Mass spectrometers are already the gold-standard of drug testing, but scientists did not previously know how to collect a sample from a fingerprint without disrupting the drug’s signals, and not all mass spectrometers are as sensitive as the high resolution one used by Dr Bailey and her team. 

‘Imagine the weight of a jumbo jet, then take half of a baby off of that jumbo jet. [This spectrometer] could detect that,’ says Dr Bailey. 

The fingerprint test could make drug tests administered by employers, courts, prisons and hospitals much faster. Not all of these places have sensitive enough mass spectrometers for the test yet, but Dr Bailey anticipates they will in the next five years. 

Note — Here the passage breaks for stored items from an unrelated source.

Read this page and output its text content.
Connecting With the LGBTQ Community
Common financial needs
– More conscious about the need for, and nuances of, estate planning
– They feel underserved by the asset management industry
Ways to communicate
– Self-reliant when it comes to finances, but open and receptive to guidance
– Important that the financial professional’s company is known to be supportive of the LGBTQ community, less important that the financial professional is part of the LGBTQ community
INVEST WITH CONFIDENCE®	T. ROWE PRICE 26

The research has not yet established a ‘cut-off,’ for how much cocaine has to be present in a person’s system for the test to detect it, Dr Bailey says, but it confirmed the presence of cocaine just as well as saliva testing.

In most instances that a drug test is being administered, ‘the important thing is to be able to say yes or no,’ she says. ‘In a hospital setting, it might be useful to know how much drugs they’ve taken.’

But, she says, the test will not detect cocaine in people that haven’t used it, but have perhaps come into contact with traces of the substance, like cashiers that handle many bills that may have been used as drug paraphernalia.

What’s more, ‘a person’s identity is embedded,’ says Dr Bailey. This would all but eliminate the possibility of test results getting mixed up, and make the results nearly impossible to dispute.

The University of Surrey team has also done successful preliminary tests using fingerprints to detect heroin, morphine and prescription medications, including opioids.